ANOTHER piece of the jigsaw has been provided by a Selkirk reader, helping piece together the Haining’s history.
John Stephen of the town’s Montrose Place, told us about a small cairn – in memory of a young man who lost his life during the First World War – found behind one of the estate’s former cottages.
Mr Stephen said: “I took milk into relatives of the (Haining estate owners) Pringle-Pattisons when they stayed at Burn Cottage (at Hartwoodburn). A cairn of stones was to be seen, no more than two-and-a-half feet high, built under the trees at the back of the house.”
The plaque said: “To the dear memory of Ronald, 2nd Lieut Gordon Highlanders, who fell on the Somme 6th Sept 1916 aged 19 years. Interred in Delville Wood cemetery.”

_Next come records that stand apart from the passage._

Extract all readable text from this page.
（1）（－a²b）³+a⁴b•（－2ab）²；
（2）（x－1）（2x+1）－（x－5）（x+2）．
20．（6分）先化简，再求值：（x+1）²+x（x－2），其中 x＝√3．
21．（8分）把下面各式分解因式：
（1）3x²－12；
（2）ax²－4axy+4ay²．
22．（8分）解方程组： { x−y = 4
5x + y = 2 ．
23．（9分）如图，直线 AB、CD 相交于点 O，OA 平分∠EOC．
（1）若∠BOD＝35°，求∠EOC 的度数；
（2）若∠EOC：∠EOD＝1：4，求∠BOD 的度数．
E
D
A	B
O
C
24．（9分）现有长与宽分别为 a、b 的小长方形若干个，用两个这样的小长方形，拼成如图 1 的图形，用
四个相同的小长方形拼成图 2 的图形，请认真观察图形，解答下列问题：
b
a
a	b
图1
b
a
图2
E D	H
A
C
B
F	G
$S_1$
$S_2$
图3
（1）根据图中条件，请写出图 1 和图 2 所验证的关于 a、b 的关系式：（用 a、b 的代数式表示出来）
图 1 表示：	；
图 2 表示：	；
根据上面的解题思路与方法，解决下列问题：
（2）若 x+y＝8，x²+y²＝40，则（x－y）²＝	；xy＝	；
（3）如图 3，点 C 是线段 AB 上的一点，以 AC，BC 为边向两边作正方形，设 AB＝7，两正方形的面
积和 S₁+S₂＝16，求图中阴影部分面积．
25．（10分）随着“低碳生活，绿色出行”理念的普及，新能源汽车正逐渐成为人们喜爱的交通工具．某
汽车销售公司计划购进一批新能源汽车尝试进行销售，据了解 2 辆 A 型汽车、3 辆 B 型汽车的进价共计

But it was years later, some time after Burn Cottage had been sold, that Mr Stephen found out who Ronald was.
“I happened to be up at the Haining House area. There I saw the Soldier’s Plaque embodied into a substantial square structure built on the top of the banking some yards to the left of the house.”
And on it he read that Ronald was John Ronald Seth Pringle-Pattison, the son of philosopher Professor Andrew Seth – who later added Pringle-Pattison to his name – who was bequeathed The Haining by Anne Pringle-Pattison.
Mr Stephen reported that Ronald’s name is also found on the town’s war memorial in the 1914-18 section.